The Day of the Unborn Child is an annual gathering that protests the decriminalisation of abortion and preaches on the suffering abortion brings. The event is run by the Catholic Church and Family and Life Australia, encouraging attendees to show that “every human life is sacred and that abortion is evil!” 

The cancellation of the counter-protest was linked to violence at Belfield earlier this month. Fifteen members of Community Action for Rainbow Rights (CARR) were attacked by members of Christian Lives Matter during their speak-out against an anti-trans community forum in Belfield. The attackers threw glass bottles and rocks, and physically attacked CARR members. This hateful attack told us what we already know; that the far-right are violent and our streets are not safe for queer people. The substitute speak-out was organised amid concerns that WoCo could not “ensure the safety of the [original] action” and that the “threat of violence would instead work to drown out our political message.”

USyd Womens’ Officer Iggy Boyd said, the unfortunate reality is that we didn’t have certainty about enough of the factors in play, which limits the political strength of an action and you have to consider the potential situations when you have that uncertainty.” 

She stressed that “Street violence with large adult fascists is not something a University Womens’ Collective is equipped for.”

The speak-out was not publicly advertised and protestors were encouraged to wear masks and nondescript clothing, and disperse in groups to avoid potential violence. Around 40 protestors stood under a banner that read “raise hell for reproductive justice,”chanting “not the church, not the state, we will decide our fate!”

The rally was chaired by Iggy Boyd and Alev Saracoglu, WoCo co-conveners. Boyd stressed that, although abortion is decriminalised, “the right to abortions is being withheld, with only two public hospitals providing abortion services in NSW”.

She spoke about how women are “forced to go to private clinics that charge between $700 and $3500”.

She relayed that this is not good enough as “abortion is healthcare and we should have free and safe abortions for all.” 

As well as reproductive justice, the protest also centred the liberation of queer people and other minorities, whose rights are being stripped away.

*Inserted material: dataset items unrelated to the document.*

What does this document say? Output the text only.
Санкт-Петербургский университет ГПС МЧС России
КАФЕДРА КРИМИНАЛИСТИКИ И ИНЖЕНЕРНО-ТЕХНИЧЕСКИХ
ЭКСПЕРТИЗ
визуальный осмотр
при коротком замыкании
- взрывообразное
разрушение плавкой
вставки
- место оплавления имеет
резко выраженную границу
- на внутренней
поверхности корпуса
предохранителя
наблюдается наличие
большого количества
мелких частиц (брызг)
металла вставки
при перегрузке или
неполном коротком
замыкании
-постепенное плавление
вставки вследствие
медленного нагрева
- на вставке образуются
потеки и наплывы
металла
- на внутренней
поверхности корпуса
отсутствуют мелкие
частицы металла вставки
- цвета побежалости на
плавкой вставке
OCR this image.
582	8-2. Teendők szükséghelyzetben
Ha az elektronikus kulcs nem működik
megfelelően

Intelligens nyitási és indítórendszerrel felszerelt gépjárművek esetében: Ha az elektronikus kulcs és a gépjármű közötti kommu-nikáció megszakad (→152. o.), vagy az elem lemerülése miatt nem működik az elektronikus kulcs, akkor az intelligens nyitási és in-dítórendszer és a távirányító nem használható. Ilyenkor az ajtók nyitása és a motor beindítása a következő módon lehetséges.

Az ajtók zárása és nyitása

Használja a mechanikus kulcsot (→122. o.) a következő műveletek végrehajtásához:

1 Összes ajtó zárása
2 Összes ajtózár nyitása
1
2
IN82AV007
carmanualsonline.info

Boyd spoke about the need to remove legislation that allows religious discrimination against queer children in schools. Damien, one of the speakers, emphasised the need to uphold the rights of sex workers and the importance of queer liberation. 

Damien stressed that the snap rally was a call to action, “This is the boiling point, the right is willing to come out in the sunlight, we must stand up and fight back like we always have.” 

Ishbel, a student activist, spoke about the violence from the right. 

“It’s no surprise that neo-Nazis are attracted to the police, because they themselves want to police women’s bodies,” said Ishbel.

The rally ended with an open mic where an attendee of the action spoke about the state election results, “the Liberals have tried to roll back the rights of women and LGBT people, but we have seen from last night that this does not represent the people of NSW.” 

While the protest was safe and free from violence, the group faced homophobia  from people around Town Hall. . 

Iggy, speaking to Honi on the action’s cancellation, said “[t]he Women’s Collective are disappointed that the threat of the far-right has re-emerged on the streets in the biggest force since Reclaim Australia in 2015. 

“As a collective, we believe that it’s of the utmost importance to mobilise a widespread left-wing response to this, and we’re very glad to have still performed an action to protest the disgusting Day of the Unborn Child, as the fight against the regressive social forces that police and restrict the rights of queer people and women does not wax and wane with the size of the right wing. 

“It instead continues with the same strength in every passing year because we ultimately don’t fight to reject the right, we fight for universal liberation.”